The rules about how V6 addresses are chopped up and assigned are wasteful and dumb. The entire V4 space could have been mapped onto /32 and an encapsulation protocol made to allow V4 to carry V6, providing a seamless upgrade path that does not require full upgrade of the whole core, but that would have been too logical. Every machine should get like a /96 so it can use 32 bits of space to address apps, VMs, containers, etc. As it stands we waste 64 bits of the space to make SLAAC possible, as near as I can tell. The SLAAC tail must have wagged the dog in that people thought this feature was cool enough to waste 8 bytes per packet.
The V6 header allows extension bits that are never used and blocked by most firewalls. There’s really no point in them existing since middle boxes effectively freeze the base protocol in stone.
Those are some of the big ones.
Basically all they should have done was make IPs 64 or 128 bits and left everything else alone. But I think there was a committee.

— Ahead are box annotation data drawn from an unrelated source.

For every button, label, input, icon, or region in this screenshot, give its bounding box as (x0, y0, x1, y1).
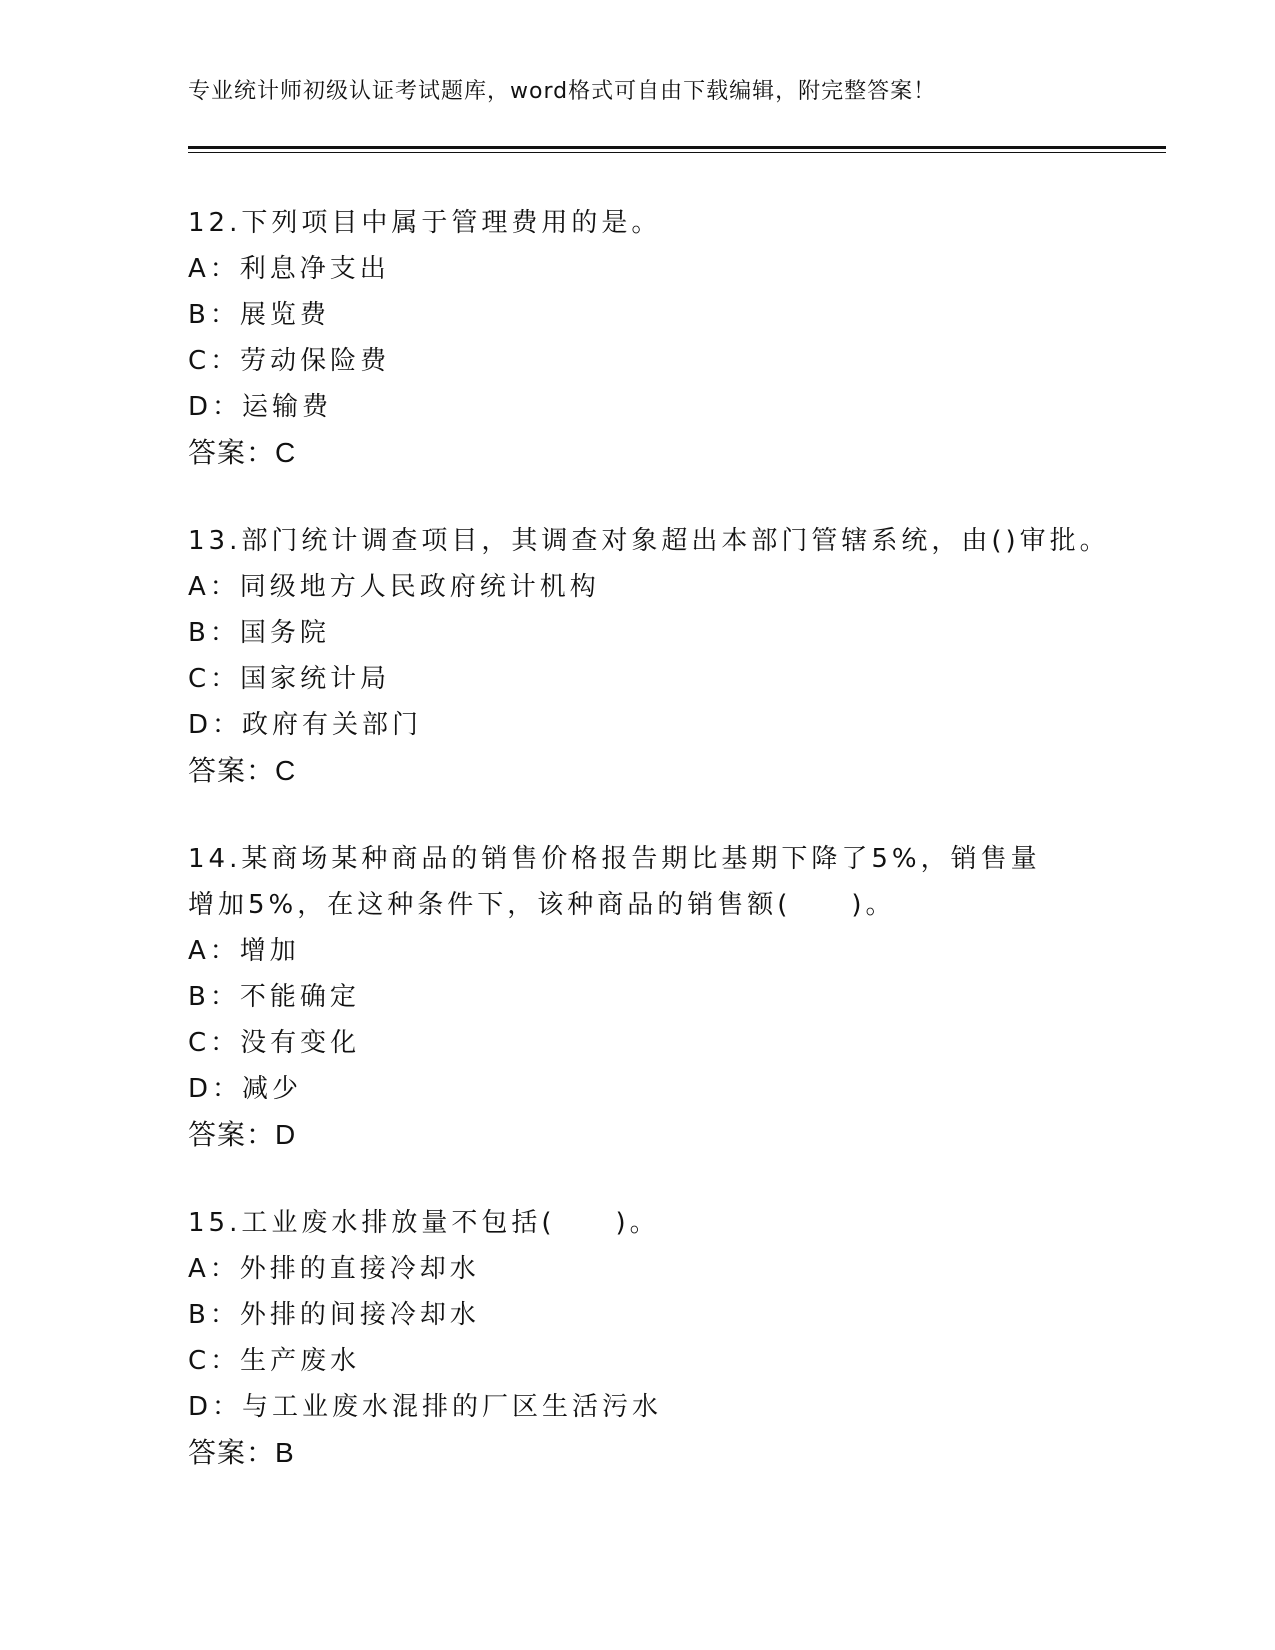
question-15 (188, 1200, 1068, 1476)
option-a (188, 1246, 1068, 1292)
question-14 (188, 836, 1068, 1158)
option-text: 运输费 (242, 392, 333, 422)
option-b (188, 1292, 1068, 1338)
question-12 (188, 200, 1068, 476)
option-text: 外排的直接冷却水 (239, 1254, 480, 1284)
question-13 (188, 518, 1110, 794)
option-letter: A： (188, 254, 240, 284)
option-text: 展览费 (239, 300, 330, 330)
option-text: 生产废水 (240, 1346, 361, 1376)
option-c (188, 1338, 1068, 1384)
option-text: 减少 (242, 1074, 303, 1104)
header-rule-thin (188, 152, 1166, 153)
option-text: 政府有关部门 (242, 710, 423, 740)
option-c (188, 656, 1068, 702)
option-letter: A： (188, 936, 240, 966)
question-stem: 14.某商场某种商品的销售价格报告期比基期下降了5%，销售量增加5%，在这种条件下，该种商品的销售额( )。 (188, 844, 1041, 920)
option-text: 没有变化 (240, 1028, 361, 1058)
option-text: 国务院 (239, 618, 330, 648)
answer-line: 答案：D (188, 1119, 297, 1150)
answer-line: 答案：C (188, 755, 297, 786)
option-text: 增加 (239, 936, 300, 966)
header-rule-thick (188, 146, 1166, 149)
option-letter: C： (188, 1028, 241, 1058)
option-letter: D： (188, 710, 243, 740)
option-letter: C： (188, 664, 241, 694)
page-header: 专业统计师初级认证考试题库，word格式可自由下载编辑，附完整答案！ (188, 79, 937, 104)
question-list (188, 200, 1110, 1518)
answer-line: 答案：C (188, 437, 297, 468)
question-stem: 15.工业废水排放量不包括( )。 (188, 1208, 660, 1238)
option-a (188, 928, 1068, 974)
option-b (188, 610, 1068, 656)
option-d (188, 702, 1068, 748)
option-letter: B： (188, 982, 240, 1012)
option-letter: D： (188, 392, 243, 422)
option-letter: A： (188, 572, 240, 602)
option-text: 国家统计局 (240, 664, 391, 694)
option-letter: C： (188, 1346, 241, 1376)
option-text: 利息净支出 (239, 254, 390, 284)
option-c (188, 1020, 1068, 1066)
option-letter: D： (188, 1074, 243, 1104)
answer-line: 答案：B (188, 1437, 295, 1468)
question-stem: 12.下列项目中属于管理费用的是。 (188, 208, 662, 238)
option-text: 同级地方人民政府统计机构 (239, 572, 600, 602)
option-b (188, 974, 1068, 1020)
option-d (188, 1066, 1068, 1112)
option-text: 外排的间接冷却水 (239, 1300, 480, 1330)
option-letter: B： (188, 618, 240, 648)
option-d (188, 1384, 1068, 1430)
option-d (188, 384, 1068, 430)
option-text: 劳动保险费 (240, 346, 391, 376)
option-letter: B： (188, 300, 240, 330)
option-text: 不能确定 (239, 982, 360, 1012)
option-c (188, 338, 1068, 384)
option-b (188, 292, 1068, 338)
option-letter: C： (188, 346, 241, 376)
option-letter: D： (188, 1392, 243, 1422)
question-stem: 13.部门统计调查项目，其调查对象超出本部门管辖系统，由()审批。 (188, 526, 1110, 556)
option-text: 与工业废水混排的厂区生活污水 (242, 1392, 663, 1422)
option-letter: A： (188, 1254, 240, 1284)
option-a (188, 564, 1068, 610)
option-letter: B： (188, 1300, 240, 1330)
option-a (188, 246, 1068, 292)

As it stands we have what we have and we should just treat V6 as IP128 and ignore the rest. I’m still in favor of the upgrade. V4 is too small, full stop. If we don’t enlarge the addresses we will completely lose end to end connectivity as a supported feature of the network.

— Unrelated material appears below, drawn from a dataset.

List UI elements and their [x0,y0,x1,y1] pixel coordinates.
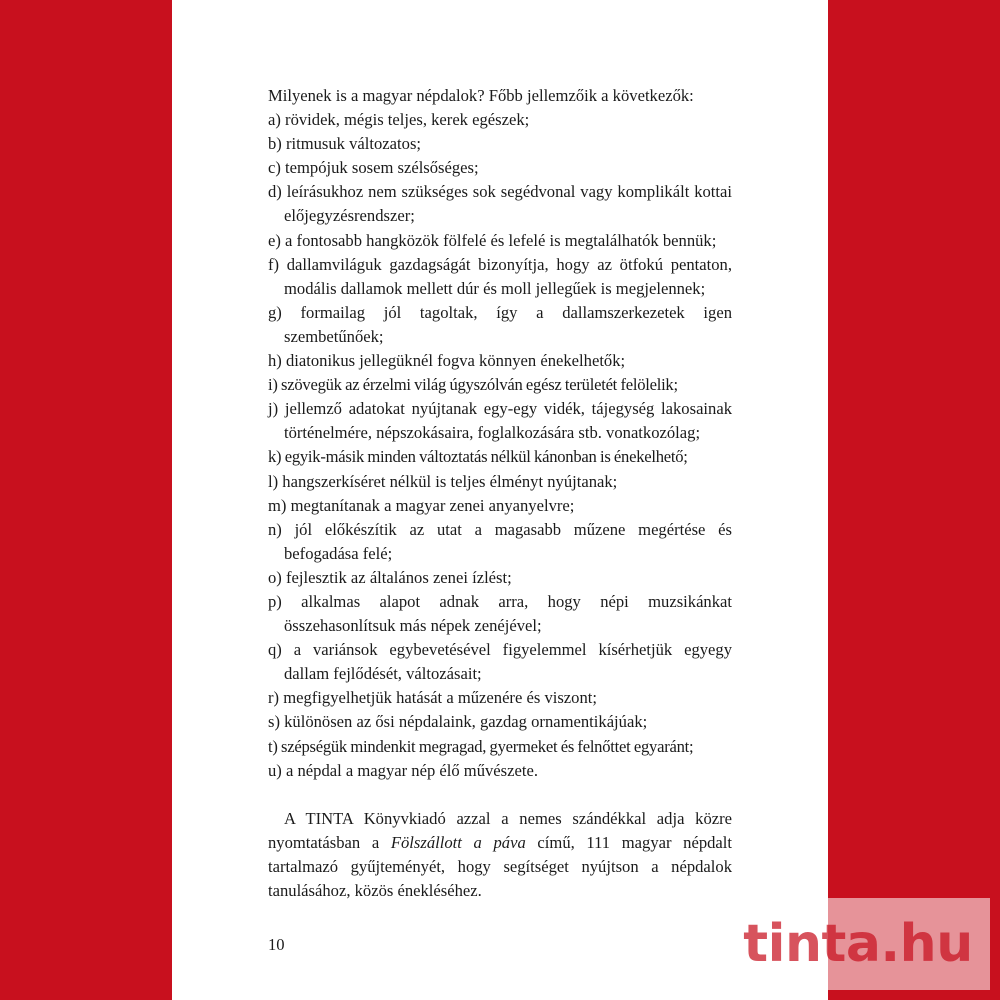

You can just SLAAC some more addresses for whatever you want. Although hopefully you don't use more than the ~ARP~ NDP table size on your router; then things get nasty. This should be trivial for VMs, and could be made possible for containers and apps.
> The V6 header allows extension bits that are never used and blocked by most firewalls. [...] Basically all they should have done was make IPs 64 or 128 bits and left everything else alone.
This feels contradictory... IPv4 also had extension headers that were mostly unused and disallowed. V6 changed the header extension mechanism, but offers the same opportunities to try things that might work on one network but probably won't work everywhere.
Personally I found the tone of the article quite genuine and the video at the end made a compelling case for it. Well I figure you commented having actually read it.
Edit: I can't downvote but if I could it probably would have been better than this comment!